To draw on talent, and paper

The Creators, Part I: John Pipino

We put out an appeal for student-work a couple weeks ago. The guidelines are pretty broad – artwork, written content, designs, poetry – you name it. In terms of style we’re open to considering just about anything.

There are some limits, and the work has to accomplish a couple things. The work needs to relate back to the campus community and, more importantly, it needs to inspire a positive message.

The idea actually comes to us from a student. Kathleen Farrell-Decker is a member of the College’s Honors Program. She approached us about using our Coby Live platform to help spread an uplifting message.

We have discovered a story behind every submission. The most powerful way to share the art is to share the artist.

John Pipino

Environmental Management ‘21

2-D Drawing; Portrait Art

Duck drawing

John sent us his work before we made a time to chat. From the start it was clear he was a talented portrait artist. What we wanted to know was why.

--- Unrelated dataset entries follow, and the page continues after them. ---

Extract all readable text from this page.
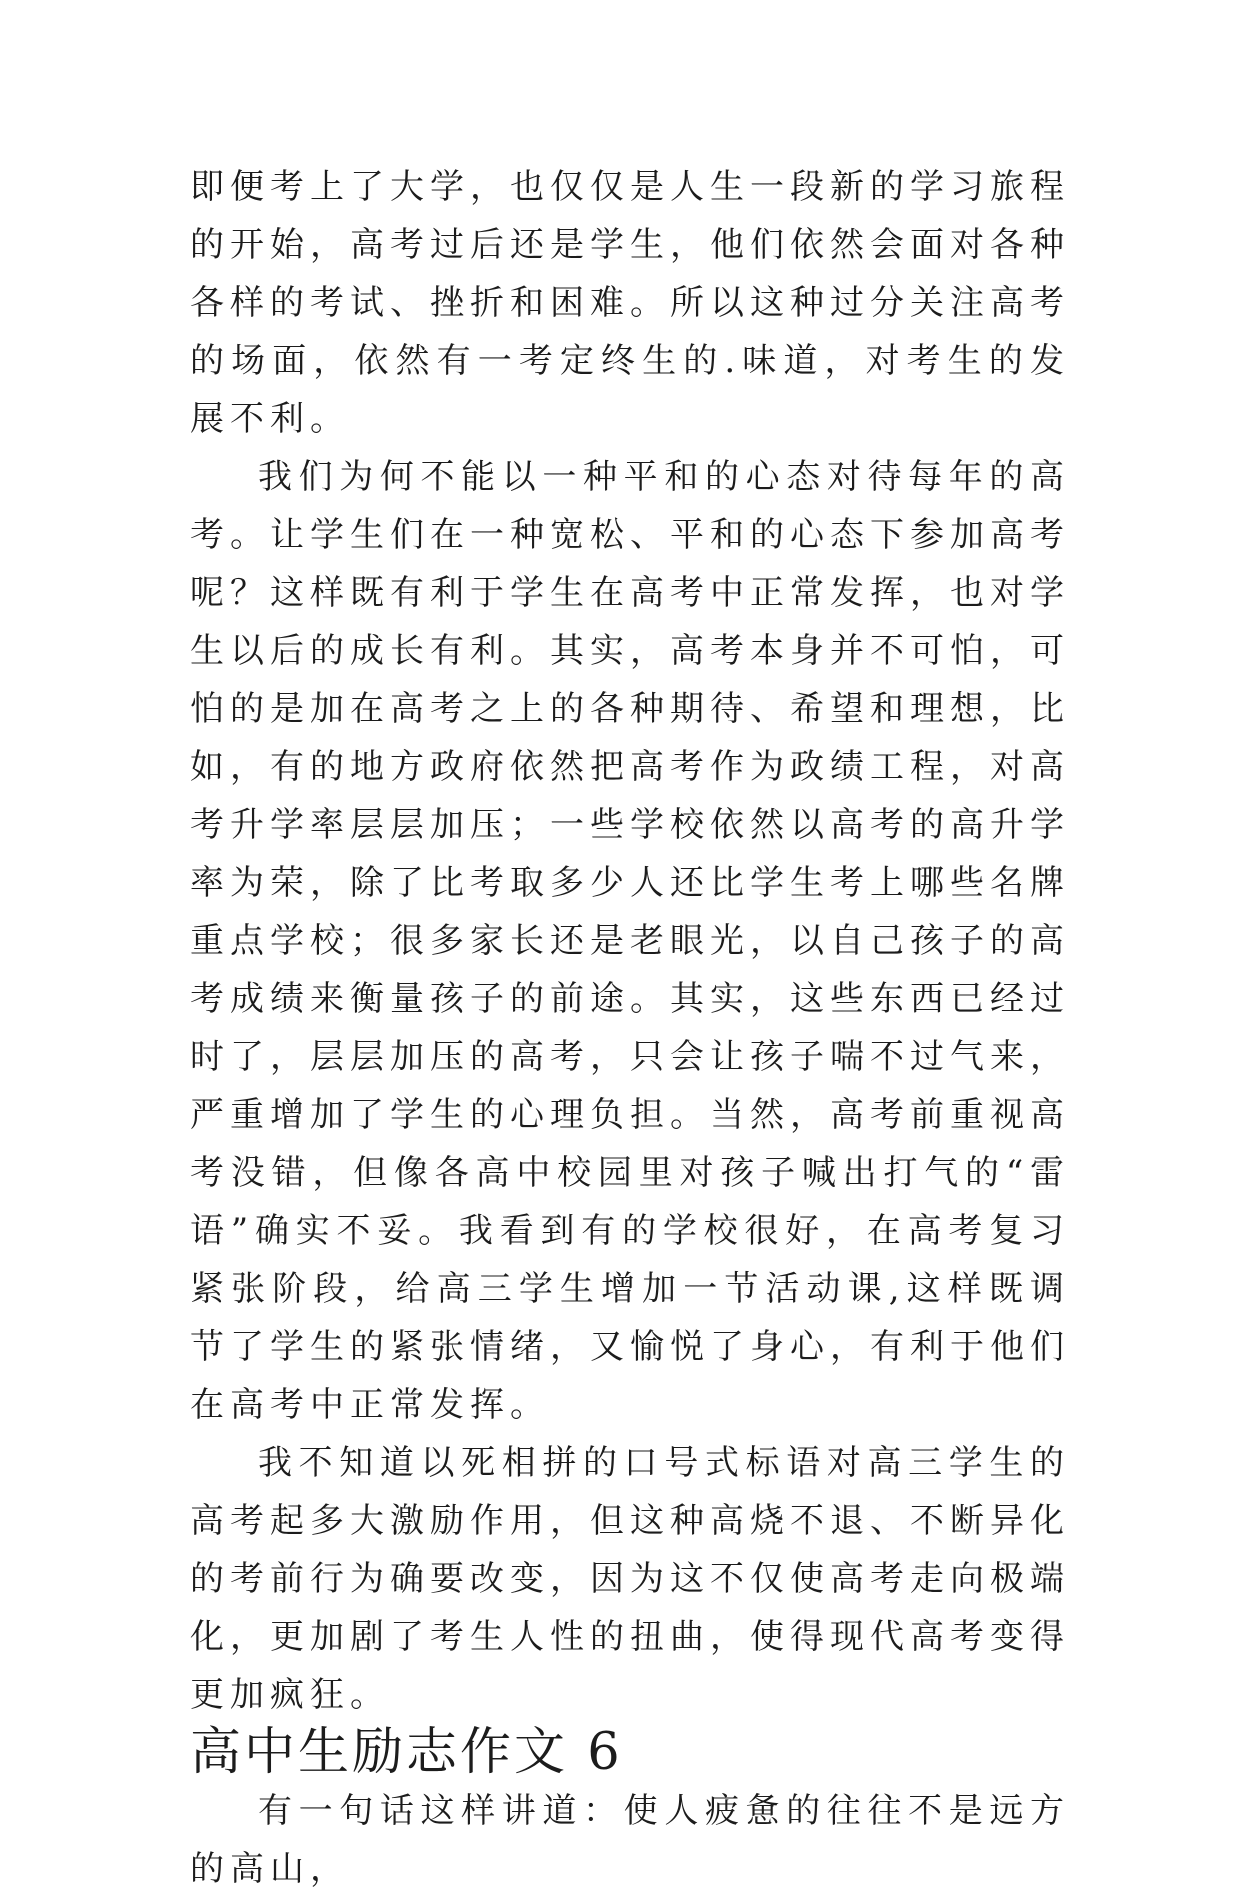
即便考上了大学，也仅仅是人生一段新的学习旅程的开始，高考过后还是学生，他们依然会面对各种各样的考试、挫折和困难。所以这种过分关注高考的场面，依然有一考定终生的.味道，对考生的发展不利。

我们为何不能以一种平和的心态对待每年的高考。让学生们在一种宽松、平和的心态下参加高考呢？这样既有利于学生在高考中正常发挥，也对学生以后的成长有利。其实，高考本身并不可怕，可怕的是加在高考之上的各种期待、希望和理想，比如，有的地方政府依然把高考作为政绩工程，对高考升学率层层加压；一些学校依然以高考的高升学率为荣，除了比考取多少人还比学生考上哪些名牌重点学校；很多家长还是老眼光，以自己孩子的高考成绩来衡量孩子的前途。其实，这些东西已经过时了，层层加压的高考，只会让孩子喘不过气来，严重增加了学生的心理负担。当然，高考前重视高考没错，但像各高中校园里对孩子喊出打气的“雷语”确实不妥。我看到有的学校很好，在高考复习紧张阶段，给高三学生增加一节活动课,这样既调节了学生的紧张情绪，又愉悦了身心，有利于他们在高考中正常发挥。

我不知道以死相拼的口号式标语对高三学生的高考起多大激励作用，但这种高烧不退、不断异化的考前行为确要改变，因为这不仅使高考走向极端化，更加剧了考生人性的扭曲，使得现代高考变得更加疯狂。

高中生励志作文 6

有一句话这样讲道：使人疲惫的往往不是远方的高山，
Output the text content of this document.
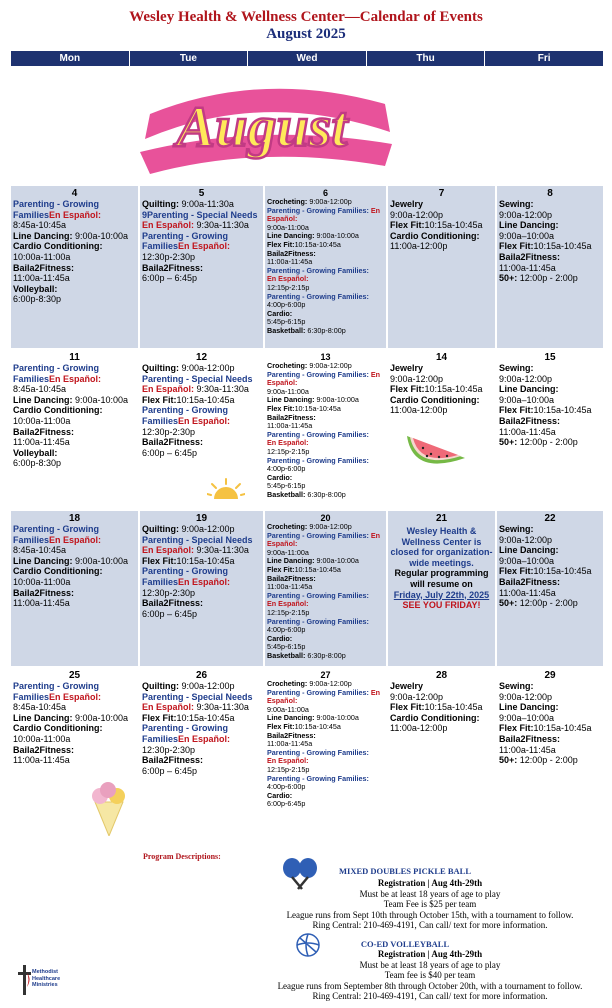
Wesley Health & Wellness Center—Calendar of Events
August 2025
Mon	Tue	Wed	Thu	Fri
August
4
Parenting - Growing FamiliesEn Español:
8:45a-10:45a
Line Dancing: 9:00a-10:00a
Cardio Conditioning:
10:00a-11:00a
Baila2Fitness:
11:00a-11:45a
Volleyball:
6:00p-8:30p
5
Quilting: 9:00a-11:30a
9Parenting - Special Needs
En Español: 9:30a-11:30a
Parenting - Growing FamiliesEn Español:
12:30p-2:30p
Baila2Fitness:
6:00p – 6:45p
6
Crocheting: 9:00a-12:00p
Parenting - Growing Families: En Español:
9:00a-11:00a
Line Dancing: 9:00a-10:00a
Flex Fit:10:15a-10:45a
Baila2Fitness:
11:00a-11:45a
Parenting - Growing Families:
En Español:
12:15p-2:15p
Parenting - Growing Families:
4:00p-6:00p
Cardio:
5:45p-6:15p
Basketball: 6:30p-8:00p
7
Jewelry
9:00a-12:00p
Flex Fit:10:15a-10:45a
Cardio Conditioning:
11:00a-12:00p
8
Sewing:
9:00a-12:00p
Line Dancing:
9:00a–10:00a
Flex Fit:10:15a-10:45a
Baila2Fitness:
11:00a-11:45a
50+: 12:00p - 2:00p
11
Parenting - Growing FamiliesEn Español:
8:45a-10:45a
Line Dancing: 9:00a-10:00a
Cardio Conditioning:
10:00a-11:00a
Baila2Fitness:
11:00a-11:45a
Volleyball:
6:00p-8:30p
12
Quilting: 9:00a-12:00p
Parenting - Special Needs
En Español: 9:30a-11:30a
Flex Fit:10:15a-10:45a
Parenting - Growing FamiliesEn Español:
12:30p-2:30p
Baila2Fitness:
6:00p – 6:45p
13
Crocheting: 9:00a-12:00p
Parenting - Growing Families: En Español:
9:00a-11:00a
Line Dancing: 9:00a-10:00a
Flex Fit:10:15a-10:45a
Baila2Fitness:
11:00a-11:45a
Parenting - Growing Families:
En Español:
12:15p-2:15p
Parenting - Growing Families:
4:00p-6:00p
Cardio:
5:45p-6:15p
Basketball: 6:30p-8:00p
14
Jewelry
9:00a-12:00p
Flex Fit:10:15a-10:45a
Cardio Conditioning:
11:00a-12:00p
15
Sewing:
9:00a-12:00p
Line Dancing:
9:00a–10:00a
Flex Fit:10:15a-10:45a
Baila2Fitness:
11:00a-11:45a
50+: 12:00p - 2:00p
18
Parenting - Growing FamiliesEn Español:
8:45a-10:45a
Line Dancing: 9:00a-10:00a
Cardio Conditioning:
10:00a-11:00a
Baila2Fitness:
11:00a-11:45a
19
Quilting: 9:00a-12:00p
Parenting - Special Needs
En Español: 9:30a-11:30a
Flex Fit:10:15a-10:45a
Parenting - Growing FamiliesEn Español:
12:30p-2:30p
Baila2Fitness:
6:00p – 6:45p
20
Crocheting: 9:00a-12:00p
Parenting - Growing Families: En Español:
9:00a-11:00a
Line Dancing: 9:00a-10:00a
Flex Fit:10:15a-10:45a
Baila2Fitness:
11:00a-11:45a
Parenting - Growing Families:
En Español:
12:15p-2:15p
Parenting - Growing Families:
4:00p-6:00p
Cardio:
5:45p-6:15p
Basketball: 6:30p-8:00p
21
Wesley Health & Wellness Center is closed for organization-wide meetings.
Regular programming will resume on
Friday, July 22th, 2025
SEE YOU FRIDAY!
22
Sewing:
9:00a-12:00p
Line Dancing:
9:00a–10:00a
Flex Fit:10:15a-10:45a
Baila2Fitness:
11:00a-11:45a
50+: 12:00p - 2:00p
25
Parenting - Growing FamiliesEn Español:
8:45a-10:45a
Line Dancing: 9:00a-10:00a
Cardio Conditioning:
10:00a-11:00a
Baila2Fitness:
11:00a-11:45a
26
Quilting: 9:00a-12:00p
Parenting - Special Needs
En Español: 9:30a-11:30a
Flex Fit:10:15a-10:45a
Parenting - Growing FamiliesEn Español:
12:30p-2:30p
Baila2Fitness:
6:00p – 6:45p
27
Crocheting: 9:00a-12:00p
Parenting - Growing Families: En Español:
9:00a-11:00a
Line Dancing: 9:00a-10:00a
Flex Fit:10:15a-10:45a
Baila2Fitness:
11:00a-11:45a
Parenting - Growing Families:
En Español:
12:15p-2:15p
Parenting - Growing Families:
4:00p-6:00p
Cardio:
6:00p-6:45p
28
Jewelry
9:00a-12:00p
Flex Fit:10:15a-10:45a
Cardio Conditioning:
11:00a-12:00p
29
Sewing:
9:00a-12:00p
Line Dancing:
9:00a–10:00a
Flex Fit:10:15a-10:45a
Baila2Fitness:
11:00a-11:45a
50+: 12:00p - 2:00p
Program Descriptions:
MIXED DOUBLES PICKLE BALL
Registration | Aug 4th-29th
Must be at least 18 years of age to play
Team Fee is $25 per team
League runs from Sept 10th through October 15th, with a tournament to follow.
Ring Central: 210-469-4191, Can call/ text for more information.
CO-ED VOLLEYBALL
Registration | Aug 4th-29th
Must be at least 18 years of age to play
Team fee is $40 per team
League runs from September 8th through October 20th, with a tournament to follow.
Ring Central: 210-469-4191, Can call/ text for more information.
Methodist Healthcare Ministries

We wanted to know why he draws, and why he came to choose to study environmental management. 

“Art has always been a passion. I attended an art education program before transferring into Environmental Management. That was the avenue I was headed down, and that was okay. But interest doesn’t always mean education. And that’s okay, too.”

Then we wanted to know how: how do you jump from one discipline to another? And how do you stay on top of your portrait work?

“I got a lot of questions from friends and family about ‘how do you make that jump?’ It was a transition from the creative to the analytical. I was able to turn my whole life towards an environmental focus.

This was never an assignment so much as an invitation. We asked for joy-inducing work. John sent a sampling.

“Anything I can do to help spread a message of positivity for the community is something I want to do. Art is an outlet for me. That is part of why I didn’t need to make it my career. I didn’t want to ever not have that outlet.”

Artists are creative by nature. Whether they write, draw, sing, all of the above — it shouldn’t surprise us some of the most talented members of our community are multi-talented. The quest for knowledge appears in many forms.

“I had so many interests when I was deciding where to go to school. I picked art. It can be hard to make decisions. I came to Cobleskill with more of a wildlife focus. Now I’m finding I’m more fascinated with forestry. I am enjoying learning about hydrology and entomology.”

“I went to a large high school north of Albany. It was easy to stick with what you liked. I’ve done album art, posters and flyers, things like that. I have some screenprinting in my background. I think I’ve always tied my wildlife interest into my artwork.”

You don’t always need to leave your comfort zone to expand your horizons, but it’s never a bad idea. Inspiration can come from anywhere if you’re looking for it. Sometimes it shows up when you aren’t.

“The birds came from my backyard. As I was drawing them I was sitting at the table looking out the window. They took a couple hours to draw. I guess I work quickly. Some of the others take six, eight, ten hours.”